Etliche Spaziergänger genossen nicht bloß die Sonnenstrahlen sondern auch das Treiben auf dem Eis – mit gebührendem Abstand und Erinnerungen an früher, als es noch richtig Winter war.

Heidenheim

Damals gingen die Steinheimer ins Ried, um mit Schlittschuhen es den Eisprinzessinnen (im Fernsehen) gleich zu tun. Als es bei der evangelischen Peterskirche noch den Pfarrweiher gab, herrschte dort sportliches Leben auf der Eisfläche. Nicht ungefährlich aber ist dagegen die Lehmgrube, wenn das Eis noch nicht trägt und die Gefahr des Einbrechens nicht zu unterschätzen ist.

Eislaufen kann gefährlich sein

Die Feuchtwiesen im Ried liegen aktuell unter einer dünnen Eis- und Schneedecke. Trotzdem darf, so machen die dreieckigen Schilder mit dem Steinadler deutlich, dieses Naturschutzgebiet nicht betreten werden. Eislaufen oder Pirouetten mit dem Kinderwagen sind jedoch nicht ausdrücklich verboten.

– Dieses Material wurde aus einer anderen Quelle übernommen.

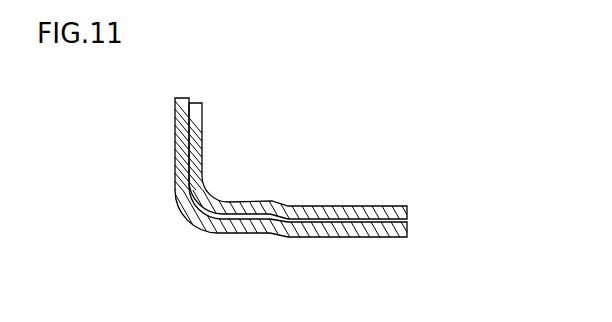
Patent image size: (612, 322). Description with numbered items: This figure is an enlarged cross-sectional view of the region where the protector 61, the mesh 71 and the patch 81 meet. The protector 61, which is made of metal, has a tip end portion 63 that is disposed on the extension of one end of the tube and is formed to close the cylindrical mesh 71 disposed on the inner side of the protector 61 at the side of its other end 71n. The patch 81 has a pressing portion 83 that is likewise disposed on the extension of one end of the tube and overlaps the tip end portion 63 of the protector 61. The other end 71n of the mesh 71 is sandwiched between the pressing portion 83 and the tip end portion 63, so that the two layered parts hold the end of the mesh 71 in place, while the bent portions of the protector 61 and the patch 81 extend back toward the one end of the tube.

The protector 61 is at (160, 119).
The tip end portion 63 is at (232, 225).
The patch 81 is at (218, 117).
The pressing portion 83 is at (237, 212).
The mesh 71 is at (369, 232).
The other end of the mesh 71n is at (258, 217).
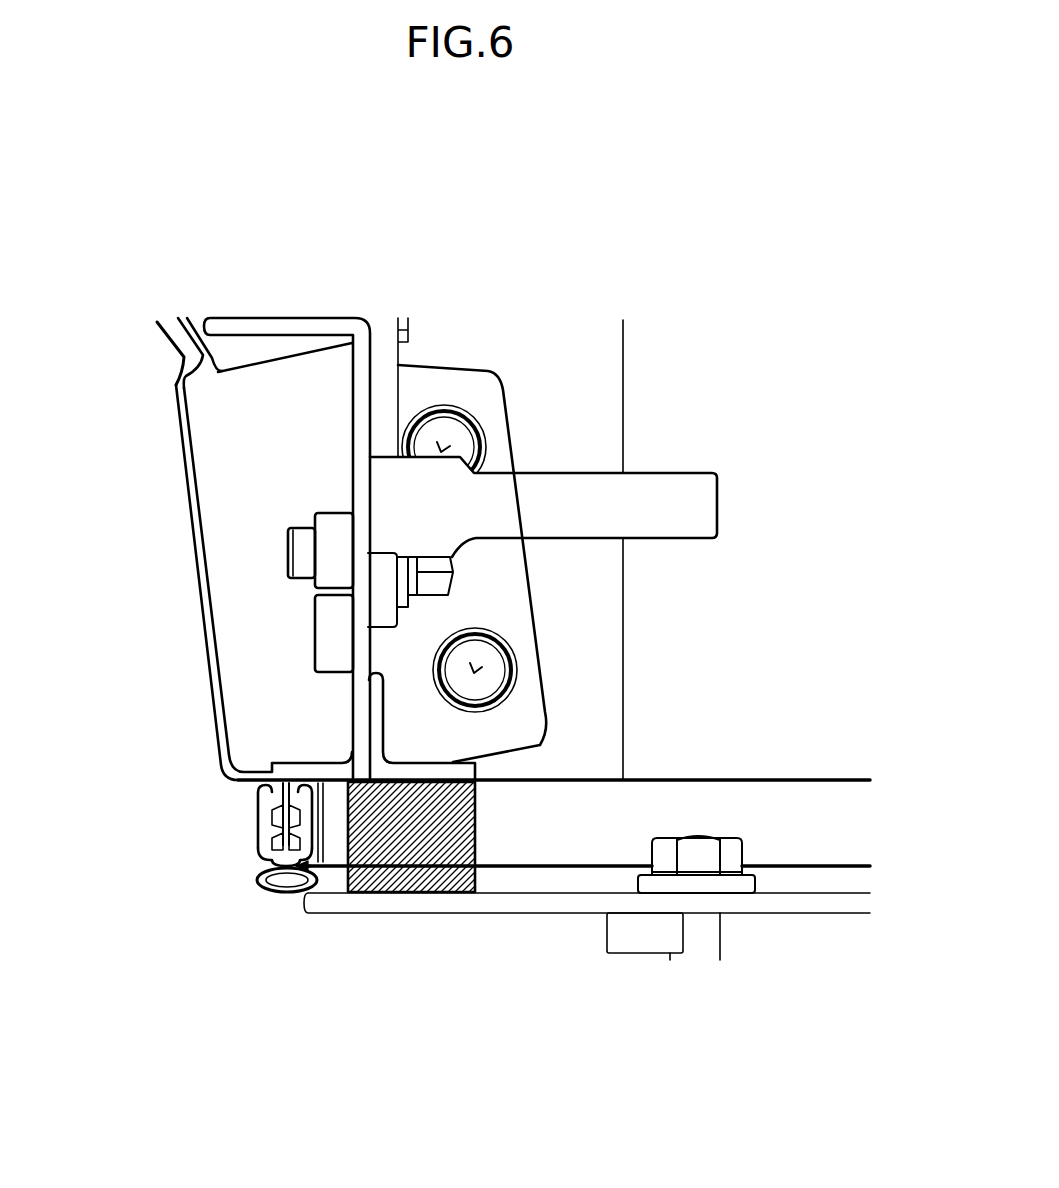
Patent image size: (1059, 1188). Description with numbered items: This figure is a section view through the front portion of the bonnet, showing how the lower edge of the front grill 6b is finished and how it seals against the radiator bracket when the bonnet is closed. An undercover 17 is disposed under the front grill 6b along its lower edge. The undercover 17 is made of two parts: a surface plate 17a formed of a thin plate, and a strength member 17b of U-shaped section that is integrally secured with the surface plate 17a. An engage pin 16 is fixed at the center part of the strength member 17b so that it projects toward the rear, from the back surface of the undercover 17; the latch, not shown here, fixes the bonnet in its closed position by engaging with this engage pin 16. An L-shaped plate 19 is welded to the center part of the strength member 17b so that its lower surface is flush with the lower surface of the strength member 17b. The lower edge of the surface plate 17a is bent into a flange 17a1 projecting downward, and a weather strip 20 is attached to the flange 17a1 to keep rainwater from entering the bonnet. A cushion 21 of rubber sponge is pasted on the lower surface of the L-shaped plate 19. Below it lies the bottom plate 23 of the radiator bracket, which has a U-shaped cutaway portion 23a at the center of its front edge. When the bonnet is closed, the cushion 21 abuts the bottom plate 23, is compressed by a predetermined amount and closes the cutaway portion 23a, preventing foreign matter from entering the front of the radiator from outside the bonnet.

The front grill 6b is at (176, 338).
The undercover 17 is at (252, 572).
The surface plate 17a is at (195, 553).
The flange 17a1 is at (270, 818).
The strength member 17b is at (370, 388).
The engage pin 16 is at (690, 483).
The L-shaped plate 19 is at (383, 735).
The weather strip 20 is at (258, 838).
The cushion 21 is at (358, 893).
The bottom plate 23 is at (533, 913).
The cutaway portion 23a is at (410, 902).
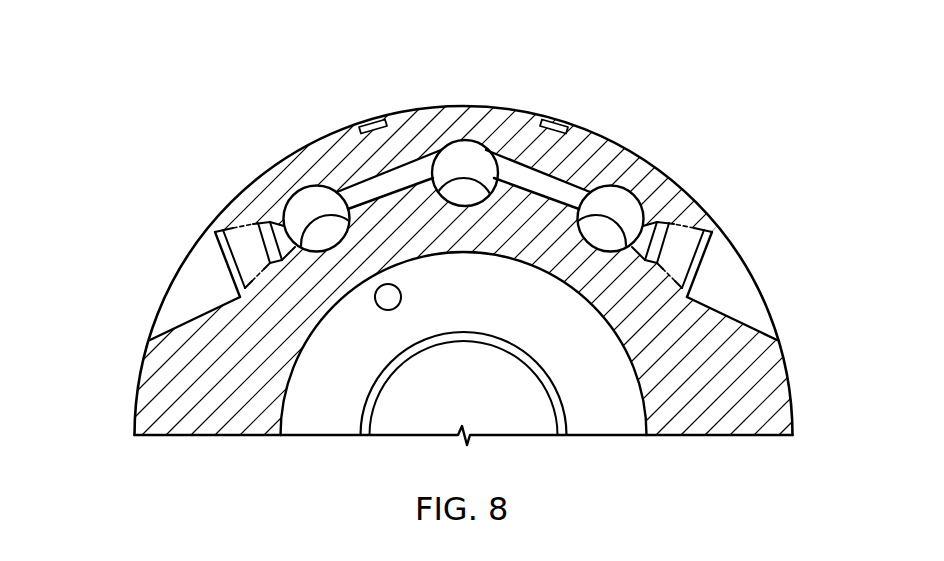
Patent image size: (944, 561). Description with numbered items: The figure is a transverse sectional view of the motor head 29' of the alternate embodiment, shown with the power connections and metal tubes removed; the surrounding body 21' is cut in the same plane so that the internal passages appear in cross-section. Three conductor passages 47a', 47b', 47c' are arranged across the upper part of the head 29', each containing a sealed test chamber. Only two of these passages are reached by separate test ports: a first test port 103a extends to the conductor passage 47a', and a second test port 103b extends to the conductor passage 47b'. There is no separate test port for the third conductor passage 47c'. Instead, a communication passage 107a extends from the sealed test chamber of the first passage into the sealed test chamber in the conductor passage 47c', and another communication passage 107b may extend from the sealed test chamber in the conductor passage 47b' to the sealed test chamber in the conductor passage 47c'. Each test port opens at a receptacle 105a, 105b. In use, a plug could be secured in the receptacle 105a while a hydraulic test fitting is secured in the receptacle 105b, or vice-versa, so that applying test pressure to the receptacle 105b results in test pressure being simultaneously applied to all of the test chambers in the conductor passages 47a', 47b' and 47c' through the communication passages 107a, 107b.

The housing body 21' is at (422, 275).
The head 29' is at (496, 268).
The conductor passage 47a' is at (263, 194).
The conductor passage 47b' is at (646, 187).
The conductor passage 47c' is at (420, 152).
The test port 103a is at (268, 215).
The test port 103b is at (658, 208).
The receptacle 105a is at (228, 252).
The receptacle 105b is at (705, 246).
The communication passage 107a is at (397, 179).
The communication passage 107b is at (539, 183).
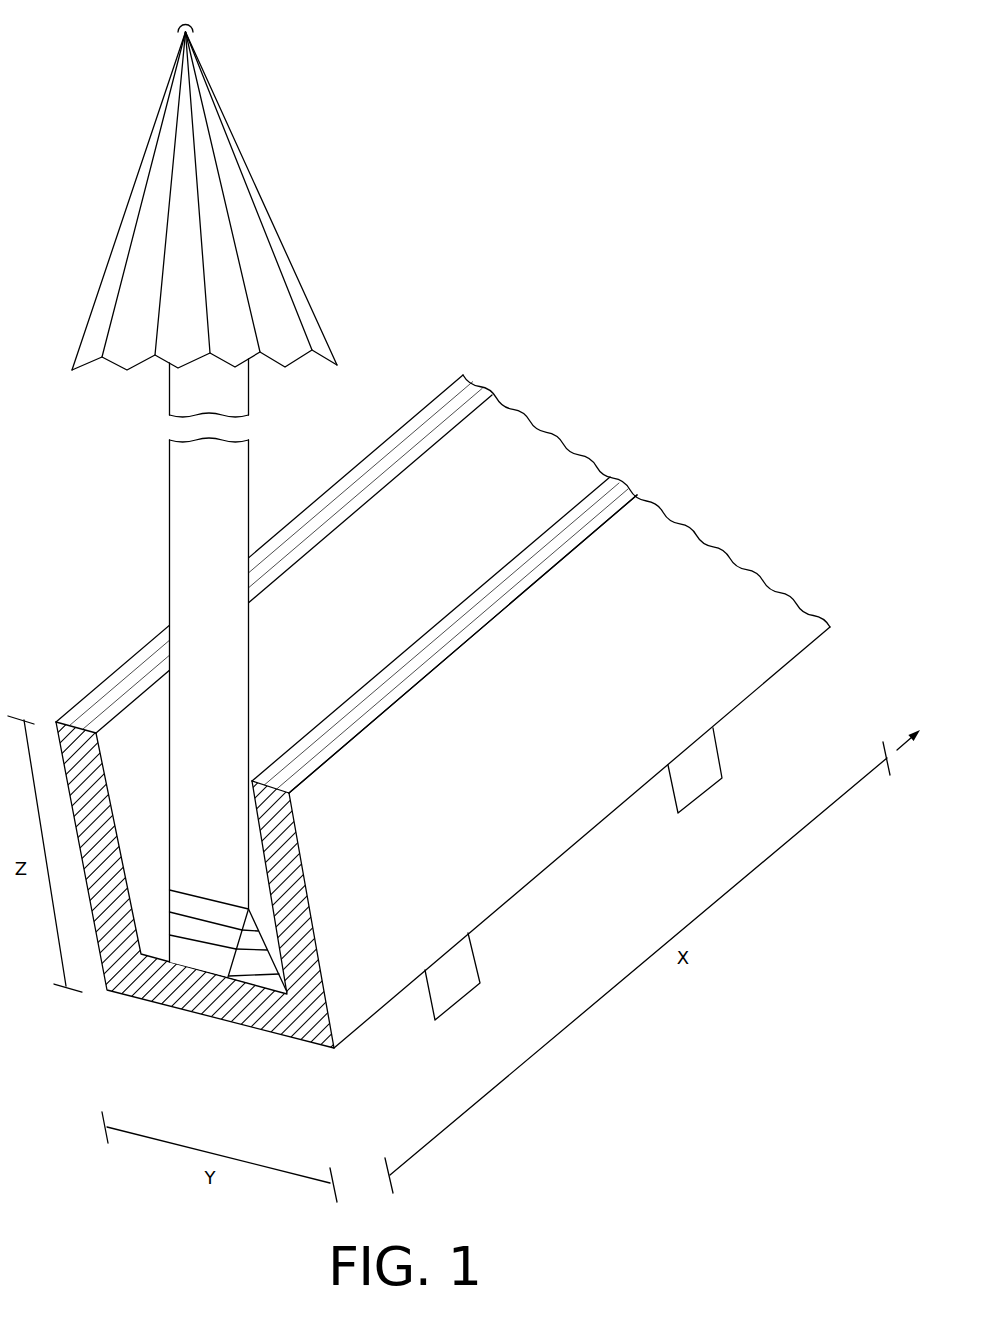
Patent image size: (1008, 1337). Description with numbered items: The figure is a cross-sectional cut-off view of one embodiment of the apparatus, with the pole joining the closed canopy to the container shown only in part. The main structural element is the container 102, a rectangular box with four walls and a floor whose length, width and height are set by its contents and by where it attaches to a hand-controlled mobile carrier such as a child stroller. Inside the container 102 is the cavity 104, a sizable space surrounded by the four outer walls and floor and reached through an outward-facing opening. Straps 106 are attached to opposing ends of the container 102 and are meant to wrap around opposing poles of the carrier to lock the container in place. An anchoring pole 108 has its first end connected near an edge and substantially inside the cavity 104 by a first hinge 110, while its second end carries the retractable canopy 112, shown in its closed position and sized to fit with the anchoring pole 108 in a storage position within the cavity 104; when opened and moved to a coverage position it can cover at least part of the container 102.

Youtube Eislaufen auf einem gefrorenen Feld in Steinheim

Jeder ist gut beraten, einen Blick auf die Eisfläche zu werfen. Wenn Wasser nach oben drückt, wird die Sache bedrohlich. Außerdem gibt es unter der Eisfläche offene Gräben, in denen Wasser fließt und wo sich durch den Abfluss gefährliche Hohlräume unter der Eisdecke bilden können. Schließlich könnten Tiere gestört werden, die in dem vorhandenen Buschwerk Zuflucht suchen. Teilweise sind die „Wasserlöcher“ im Ried im aufgetauten Zustand bis zu 80 Zentimeter tief.